Since publishing our last article on Bitcoin madness (12th January), where Bitcoin ‘experts’ lobbed astronomical predictions of around $170k to $318k by the end of 2022, it looks like Bitcoin has disappointed in the short-term.

The digital currency went on a mammoth bull run hitting A$52,000 around mid-January, up from $11,622 from the same time last year. Bitcoin bulls say the primary reason for bitcoin’s upward momentum was due to an increase in institutional demand for the cryptocurrency, institutions being hedge funds and family offices. Looking at today’s price, however, leaves me with a bit of a confused expression. Had you invested at the peak; you’d have lost 22 per cent already, that’s an asymmetric return if I’ve ever seen one. That’s a decent amount at a time when equities was booming. Here’s a table we quickly put together to give you a better understanding.


Just about every stock used in the table above managed to finish the month in the black and quite convincingly finish higher than Bitcoin. So what has caused the Bitcoin bubble to burst?

  • It seems Bitcoin may have received a dose of regulatory reality after US President Joe Biden sent a stern message to anyone using the digital currency for illegal dealings, that they’re days were numbered. The level of this sort of use remains difficult to measure. Biden’s pick to head Treasury, Janet Yellen, also voiced her concerns which investors seem to have read as an indication that a regulatory clampdown was underway.


    According to News Corp media, Yellen said “I think many are used, at least in a transactions sense, mainly for illicit financing, and I think we really need to examine ways in which we can curtail their use and make sure that money laundering does not occur through these channels.”

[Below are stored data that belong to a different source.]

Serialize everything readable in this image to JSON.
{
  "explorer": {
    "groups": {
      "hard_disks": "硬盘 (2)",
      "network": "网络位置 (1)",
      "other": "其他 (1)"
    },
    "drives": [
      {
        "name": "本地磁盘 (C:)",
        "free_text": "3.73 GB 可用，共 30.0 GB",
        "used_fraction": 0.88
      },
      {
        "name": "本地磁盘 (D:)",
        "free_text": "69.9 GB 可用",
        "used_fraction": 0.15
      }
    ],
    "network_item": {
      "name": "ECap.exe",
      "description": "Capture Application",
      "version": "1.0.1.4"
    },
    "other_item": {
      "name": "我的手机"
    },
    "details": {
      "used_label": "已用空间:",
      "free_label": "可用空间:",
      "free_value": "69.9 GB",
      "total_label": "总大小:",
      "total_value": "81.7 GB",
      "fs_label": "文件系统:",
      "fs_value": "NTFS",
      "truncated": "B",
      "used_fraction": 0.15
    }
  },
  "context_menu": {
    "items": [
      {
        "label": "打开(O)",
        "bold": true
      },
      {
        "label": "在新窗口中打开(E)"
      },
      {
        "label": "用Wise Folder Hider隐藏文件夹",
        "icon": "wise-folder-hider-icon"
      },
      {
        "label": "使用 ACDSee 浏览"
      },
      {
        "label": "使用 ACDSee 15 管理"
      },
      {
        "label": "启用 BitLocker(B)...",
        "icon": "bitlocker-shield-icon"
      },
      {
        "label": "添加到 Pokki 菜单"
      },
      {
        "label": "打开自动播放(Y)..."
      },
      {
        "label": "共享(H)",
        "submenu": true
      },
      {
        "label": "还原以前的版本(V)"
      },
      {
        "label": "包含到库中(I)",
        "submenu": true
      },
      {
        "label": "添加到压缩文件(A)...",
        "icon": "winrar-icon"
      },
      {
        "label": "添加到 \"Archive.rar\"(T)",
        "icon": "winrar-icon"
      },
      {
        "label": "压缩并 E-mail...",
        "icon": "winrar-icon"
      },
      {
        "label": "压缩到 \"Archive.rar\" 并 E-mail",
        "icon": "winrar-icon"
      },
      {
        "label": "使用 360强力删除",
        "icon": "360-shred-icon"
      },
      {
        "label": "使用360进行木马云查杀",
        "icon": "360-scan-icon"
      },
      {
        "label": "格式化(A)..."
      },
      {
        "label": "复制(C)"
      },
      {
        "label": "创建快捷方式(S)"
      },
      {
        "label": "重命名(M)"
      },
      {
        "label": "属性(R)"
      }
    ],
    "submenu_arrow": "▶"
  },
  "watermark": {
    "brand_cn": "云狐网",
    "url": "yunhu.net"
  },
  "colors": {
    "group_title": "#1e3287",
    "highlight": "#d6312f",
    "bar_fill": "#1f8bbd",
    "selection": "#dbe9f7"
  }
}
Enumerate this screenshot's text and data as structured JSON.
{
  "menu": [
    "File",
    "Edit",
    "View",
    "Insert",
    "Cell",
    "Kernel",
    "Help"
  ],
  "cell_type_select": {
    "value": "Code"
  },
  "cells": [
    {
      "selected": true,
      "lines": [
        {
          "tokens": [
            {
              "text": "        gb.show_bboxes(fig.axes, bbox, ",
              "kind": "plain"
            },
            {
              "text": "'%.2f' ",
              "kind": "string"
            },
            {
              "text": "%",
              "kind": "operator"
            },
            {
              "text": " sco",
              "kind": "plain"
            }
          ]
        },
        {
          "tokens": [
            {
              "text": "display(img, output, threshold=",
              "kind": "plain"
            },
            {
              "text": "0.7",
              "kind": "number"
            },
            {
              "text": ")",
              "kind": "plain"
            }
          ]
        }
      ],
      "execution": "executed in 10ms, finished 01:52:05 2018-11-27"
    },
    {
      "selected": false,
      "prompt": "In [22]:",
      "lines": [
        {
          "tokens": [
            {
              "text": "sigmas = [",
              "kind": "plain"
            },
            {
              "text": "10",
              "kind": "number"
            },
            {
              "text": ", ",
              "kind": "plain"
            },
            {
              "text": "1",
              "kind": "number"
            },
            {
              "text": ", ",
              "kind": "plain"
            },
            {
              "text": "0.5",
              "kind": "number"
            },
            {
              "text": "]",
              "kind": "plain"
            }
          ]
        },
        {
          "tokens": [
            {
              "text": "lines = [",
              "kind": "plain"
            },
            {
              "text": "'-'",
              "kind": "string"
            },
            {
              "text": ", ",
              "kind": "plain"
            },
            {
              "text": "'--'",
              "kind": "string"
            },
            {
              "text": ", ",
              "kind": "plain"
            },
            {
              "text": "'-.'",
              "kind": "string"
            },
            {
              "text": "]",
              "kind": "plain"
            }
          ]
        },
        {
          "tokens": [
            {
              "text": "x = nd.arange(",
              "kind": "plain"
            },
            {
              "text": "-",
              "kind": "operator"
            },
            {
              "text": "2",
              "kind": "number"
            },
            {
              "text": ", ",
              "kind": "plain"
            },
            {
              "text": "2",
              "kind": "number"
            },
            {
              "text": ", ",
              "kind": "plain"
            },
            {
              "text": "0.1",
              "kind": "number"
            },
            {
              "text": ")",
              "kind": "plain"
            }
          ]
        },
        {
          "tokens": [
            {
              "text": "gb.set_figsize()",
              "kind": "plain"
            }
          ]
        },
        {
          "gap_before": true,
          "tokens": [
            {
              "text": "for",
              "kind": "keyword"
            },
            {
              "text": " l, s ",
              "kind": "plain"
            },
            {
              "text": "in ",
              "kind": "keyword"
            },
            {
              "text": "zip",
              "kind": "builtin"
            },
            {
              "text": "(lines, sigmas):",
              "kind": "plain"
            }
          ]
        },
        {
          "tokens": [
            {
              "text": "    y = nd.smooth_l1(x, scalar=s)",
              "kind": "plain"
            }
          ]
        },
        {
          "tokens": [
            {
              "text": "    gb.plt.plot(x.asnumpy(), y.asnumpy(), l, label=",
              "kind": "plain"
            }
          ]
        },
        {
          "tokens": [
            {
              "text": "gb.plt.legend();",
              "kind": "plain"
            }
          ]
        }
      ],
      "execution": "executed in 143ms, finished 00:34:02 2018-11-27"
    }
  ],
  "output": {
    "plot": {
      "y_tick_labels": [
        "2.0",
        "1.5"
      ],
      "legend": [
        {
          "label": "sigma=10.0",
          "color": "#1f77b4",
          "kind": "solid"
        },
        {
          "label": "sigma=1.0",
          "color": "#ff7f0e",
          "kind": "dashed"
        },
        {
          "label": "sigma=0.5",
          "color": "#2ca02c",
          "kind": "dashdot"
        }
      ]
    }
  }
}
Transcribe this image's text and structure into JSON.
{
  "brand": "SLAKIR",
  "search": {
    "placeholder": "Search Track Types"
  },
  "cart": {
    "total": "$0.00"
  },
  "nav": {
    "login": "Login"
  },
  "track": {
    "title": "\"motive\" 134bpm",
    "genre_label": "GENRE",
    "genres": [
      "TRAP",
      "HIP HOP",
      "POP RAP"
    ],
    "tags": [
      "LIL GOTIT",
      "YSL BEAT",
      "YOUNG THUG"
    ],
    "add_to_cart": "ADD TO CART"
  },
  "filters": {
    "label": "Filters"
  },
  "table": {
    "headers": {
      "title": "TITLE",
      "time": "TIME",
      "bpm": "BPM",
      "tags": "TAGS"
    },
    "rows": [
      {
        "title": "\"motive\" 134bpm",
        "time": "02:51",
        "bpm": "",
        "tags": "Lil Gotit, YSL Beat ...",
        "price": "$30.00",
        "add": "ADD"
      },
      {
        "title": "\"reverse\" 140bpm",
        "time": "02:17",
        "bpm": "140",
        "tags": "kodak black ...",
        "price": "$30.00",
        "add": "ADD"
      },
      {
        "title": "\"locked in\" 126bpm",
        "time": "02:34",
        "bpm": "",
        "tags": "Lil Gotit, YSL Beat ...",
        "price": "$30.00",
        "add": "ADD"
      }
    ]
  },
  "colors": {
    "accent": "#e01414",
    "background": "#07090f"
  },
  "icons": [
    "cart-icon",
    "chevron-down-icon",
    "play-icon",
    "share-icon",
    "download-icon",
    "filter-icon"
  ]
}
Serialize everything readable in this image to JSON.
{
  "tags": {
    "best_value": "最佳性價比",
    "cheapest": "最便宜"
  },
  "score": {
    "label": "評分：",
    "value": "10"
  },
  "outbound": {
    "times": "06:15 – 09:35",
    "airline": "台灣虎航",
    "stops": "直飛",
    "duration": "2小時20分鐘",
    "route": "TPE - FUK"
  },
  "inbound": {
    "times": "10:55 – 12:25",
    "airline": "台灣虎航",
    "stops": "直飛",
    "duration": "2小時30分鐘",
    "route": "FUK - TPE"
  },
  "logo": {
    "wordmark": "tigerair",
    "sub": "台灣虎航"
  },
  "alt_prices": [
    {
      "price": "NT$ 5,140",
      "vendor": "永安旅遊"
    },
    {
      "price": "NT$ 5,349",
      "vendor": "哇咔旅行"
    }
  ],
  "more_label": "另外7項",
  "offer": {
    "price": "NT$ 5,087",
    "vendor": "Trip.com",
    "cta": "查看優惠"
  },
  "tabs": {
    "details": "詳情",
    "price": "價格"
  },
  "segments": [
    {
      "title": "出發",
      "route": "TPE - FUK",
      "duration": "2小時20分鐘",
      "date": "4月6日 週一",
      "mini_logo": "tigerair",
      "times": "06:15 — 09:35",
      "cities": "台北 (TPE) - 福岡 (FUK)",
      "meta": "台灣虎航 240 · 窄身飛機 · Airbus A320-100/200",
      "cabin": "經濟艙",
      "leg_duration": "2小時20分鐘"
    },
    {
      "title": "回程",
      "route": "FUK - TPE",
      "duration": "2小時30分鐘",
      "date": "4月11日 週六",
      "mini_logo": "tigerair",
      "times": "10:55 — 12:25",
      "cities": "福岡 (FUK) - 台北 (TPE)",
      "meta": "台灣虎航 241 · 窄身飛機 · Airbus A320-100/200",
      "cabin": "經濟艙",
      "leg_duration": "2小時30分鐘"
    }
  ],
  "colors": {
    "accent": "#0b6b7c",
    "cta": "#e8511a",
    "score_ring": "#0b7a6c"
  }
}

    Following the announcement, some Bitcoin ‘experts’ have now revised their predictions to $A26,000 but their reasons for doing so are unclear. One analyst tried to explain that corrections are a natural part of any market and are especially natural in the bitcoin ecosystem.

    Correction or bubble burst, the fears of a US regulatory crackdown on Bitcoin are real. But may well be a positive for the long-term potential of crypto currencies. Increasing transparency and regulatory framework will significantly increase the availability and investability of the sector. This may well be very important in the coming years with nearly every asset now overvalued by many measures.

    Whether the recent sell off is an early sign of something much deeper is too early to tell. The other thing to keep in mind is that the market has a tendency to spook investors with fear and panic that may very well turn out to be well overdone. The cryptocurrency market is looking for a firm regulatory framework that once and for all removes uncertainty and paves the way for structure, legality, taxation, and trading rules. It also removes the volatility and wild swings that have plagued the crypto since its beginning.

    Bitcoin was designed as a peer-to-peer cash system. To work as a currency however, it must be stable. Fix this, and for the first Bitcoin can function as a medium of exchange with a store of value. Surely that’s a positive.